While the rocket builder was never expected to list shares on the stock market any time soon, Musk's distaste for public markets was made clear this week: Musk told Tesla employees and the world on Tuesday that he wants to take the electric vehicle maker private due to volatility of the quarterly earnings cycle and being the target of investors betting against the company.
Following Musk's announcement, The Wall Street Journal reported he had taken even the long-term possibility for a SpaceX IPO off the table. The report, citing people close to Musk, said those long-term plans have now been discarded because his time with Tesla on the public markets soured his view of a SpaceX IPO.
SpaceX President and COO Gwynne Shotwell told CNBC in May that the company "can't go public until we're flying regularly to Mars."
"One way or another, it's not until then, at a minimum," she said.

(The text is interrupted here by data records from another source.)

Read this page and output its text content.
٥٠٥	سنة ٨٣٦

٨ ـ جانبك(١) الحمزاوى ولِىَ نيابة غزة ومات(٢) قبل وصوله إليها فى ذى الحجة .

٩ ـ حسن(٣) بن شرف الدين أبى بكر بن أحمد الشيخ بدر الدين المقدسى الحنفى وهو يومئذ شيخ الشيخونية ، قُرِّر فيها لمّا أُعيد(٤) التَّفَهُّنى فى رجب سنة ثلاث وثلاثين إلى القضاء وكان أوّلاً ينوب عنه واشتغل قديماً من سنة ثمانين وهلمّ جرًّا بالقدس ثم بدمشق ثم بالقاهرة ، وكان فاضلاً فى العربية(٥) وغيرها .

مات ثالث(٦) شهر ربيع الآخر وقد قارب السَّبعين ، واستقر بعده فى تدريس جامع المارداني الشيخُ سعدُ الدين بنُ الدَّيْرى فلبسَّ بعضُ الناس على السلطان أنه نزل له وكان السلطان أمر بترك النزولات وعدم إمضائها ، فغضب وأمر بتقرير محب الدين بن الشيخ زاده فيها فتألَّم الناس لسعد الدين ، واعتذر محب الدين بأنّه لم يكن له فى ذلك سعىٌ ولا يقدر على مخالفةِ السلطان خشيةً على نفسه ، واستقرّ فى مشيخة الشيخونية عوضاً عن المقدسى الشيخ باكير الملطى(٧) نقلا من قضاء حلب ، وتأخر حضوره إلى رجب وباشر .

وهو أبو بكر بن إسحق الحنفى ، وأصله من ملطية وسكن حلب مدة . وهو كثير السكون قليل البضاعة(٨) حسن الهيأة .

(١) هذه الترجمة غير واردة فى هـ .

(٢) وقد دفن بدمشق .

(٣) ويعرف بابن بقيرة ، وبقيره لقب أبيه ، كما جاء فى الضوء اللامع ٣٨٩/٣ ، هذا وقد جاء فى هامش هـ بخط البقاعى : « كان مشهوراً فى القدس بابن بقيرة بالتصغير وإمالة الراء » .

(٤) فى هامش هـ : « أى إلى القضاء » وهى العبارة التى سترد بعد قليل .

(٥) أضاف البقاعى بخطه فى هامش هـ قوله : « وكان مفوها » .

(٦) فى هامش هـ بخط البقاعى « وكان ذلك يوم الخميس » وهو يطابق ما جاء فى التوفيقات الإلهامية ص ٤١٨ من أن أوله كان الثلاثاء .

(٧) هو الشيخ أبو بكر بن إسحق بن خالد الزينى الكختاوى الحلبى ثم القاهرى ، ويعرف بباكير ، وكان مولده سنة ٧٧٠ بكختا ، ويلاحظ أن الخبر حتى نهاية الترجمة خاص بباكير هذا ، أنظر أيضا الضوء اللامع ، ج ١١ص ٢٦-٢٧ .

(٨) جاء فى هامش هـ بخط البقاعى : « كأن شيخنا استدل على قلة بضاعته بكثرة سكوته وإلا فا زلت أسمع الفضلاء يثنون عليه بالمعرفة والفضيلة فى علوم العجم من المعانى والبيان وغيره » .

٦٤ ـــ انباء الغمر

A person familiar with the matter told CNBC on Wednesday that thinking has not changed. That puts an IPO years, if not over a decade, away. In his letter to Tesla employees, Musk called SpaceX "a perfect example" of the need for a company to enter "a phase of slower, more predictable growth" before turning "to the public markets."
SpaceX aims to sends it first cargo mission to the red planet by 2022, with the first humans following in a mission in 2024. A key part of Musk's plan to colonize Mars is consistent, safe transportation to and from the planet. Its most recently launched rocket, the Falcon 9 Block 5, is "designed like a commercial airliner," Musk said in May.
"SpaceX's ultimate goal is to get humans to Mars. This goal has shaped almost everything the company has done," Sam Korus, ARK Invest analyst, told CNBC. "Given the long-term horizon and the inherently risky nature of the mission, Musk believes the company should remain private until the goal of life on Mars is achieved."
Shotwell said in May that SpaceX is profitable despite "financially rough years," such as when one of its Falcon 9 rockets exploded in 2016. Each rocket launch may bring in millions of dollars but the risk of a failure still makes the business highly volatile.
Successes have come steadily for SpaceX this year: The company is on track to double its number of annual launches and possibly launch more rockets than any other country in 2018.
SpaceX has vaulted to become one of the most valuable private companies in the world, with a valuation estimated at $28 billion. SpaceX has steadily raised private funding, doing so "bit by bit," Shotwell said in May, as SpaceX only wants "to just do it as we need it."
"We're being very picky about who invests in the company. They have to share our vision — long term vision," Shotwell said. "We want investors with patience as well as excitement about what we're trying to do."
The rocket company is one of the most popular private companies in the world because "investors of all types ... want to get into SpaceX," private market analysis group Equidate's Robert Hilmer told CNBC in April. A Morgan Stanley report last year said it was "reasonable" that SpaceX would "look to access capital in the public markets," adding that "public investors will start to pay more attention to space when or if SpaceX decides to IPO."
Shotwell emphasized in May that discussions about an IPO are few and far between at SpaceX, saying the company doesn't "talk too much about going public right now."
"We keep our heads down and focused on doing the work that we have to do, trying to achieve the vision that Elon sets out for us," she said.